I chatted with my husband about the Brinkmann vs. Coca-Cola case tonight, and he threw me for a loop: "Of course these cases are ridiculous, but I think they serve an important purpose," he said.
"Yes, of course. Naturally Coca-Cola didn't cause that man's diabetes, but have you seen their marketing? They make Coke look like a nutrititous part of any diet, like something you can drink gallons of without any effect," he said. And my husband is German! (see previous post for relevance)
"Can't argue with that," I thought. While any idiot knows you can't stuff yourself with candy bars without ill effects, they do make regular Coke look like a completely benign beverage that can -- and should -- be consumed for fun and good health. "COKE ADDS LIFE," remember?
Meanwhile, a new low-sugar campaign is apparently pushing the low-carb craze aside, according to the New York Times. Which should be a good thing, but again, looks to be mainly a marketing ploy. Lots of companies are now simply replacing the popular "low-carb" label with a "low-sugar" one.
The NYTimes cites Dr. Stuart Fischer, who worked for nine years with the low-carb diet specialist Dr. Robert Atkins and now runs his own nutrition practice in Manhattan, as noting that artificial sweeteners do nothing for a person's "overall health" because they perpetuate cravings for sweet foods.

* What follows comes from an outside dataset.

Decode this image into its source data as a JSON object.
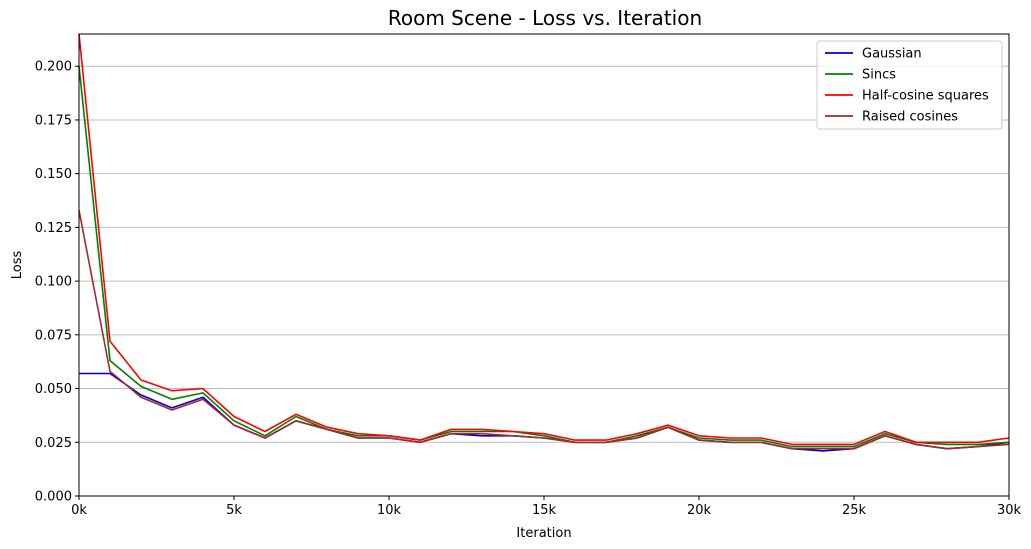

"They remind dieters about the taste of the forbidden fruit. Does Alcoholics Anonymous recommend alcohol-free beer? Of course not," Dr. Fischer says. He apparently counsels his patients to cut sweet foods from their diet to eliminate sugar cravings, which he says can lay the groundwork for Type 2 diabetes. Can't argue with that.
What gets me is the article's mention that in March, a San Diego woman sued Kellogg, General Mills and Kraft Foods, charging that the companies used misleading marketing to sell their reduced-sugar cereals. She claims she thought the products would be "healthier" and lower in calories. Ahem... as far as I know, every box has the nutrition information right there on the side panel. Can you say, "litigation madness"?
In the end, I still think the most important message is that "every individual is responsible for their own healthful lifestyle." Especially if you're Zuckerkrank, which is German for diabetic -- literally translated as "sugar-sick."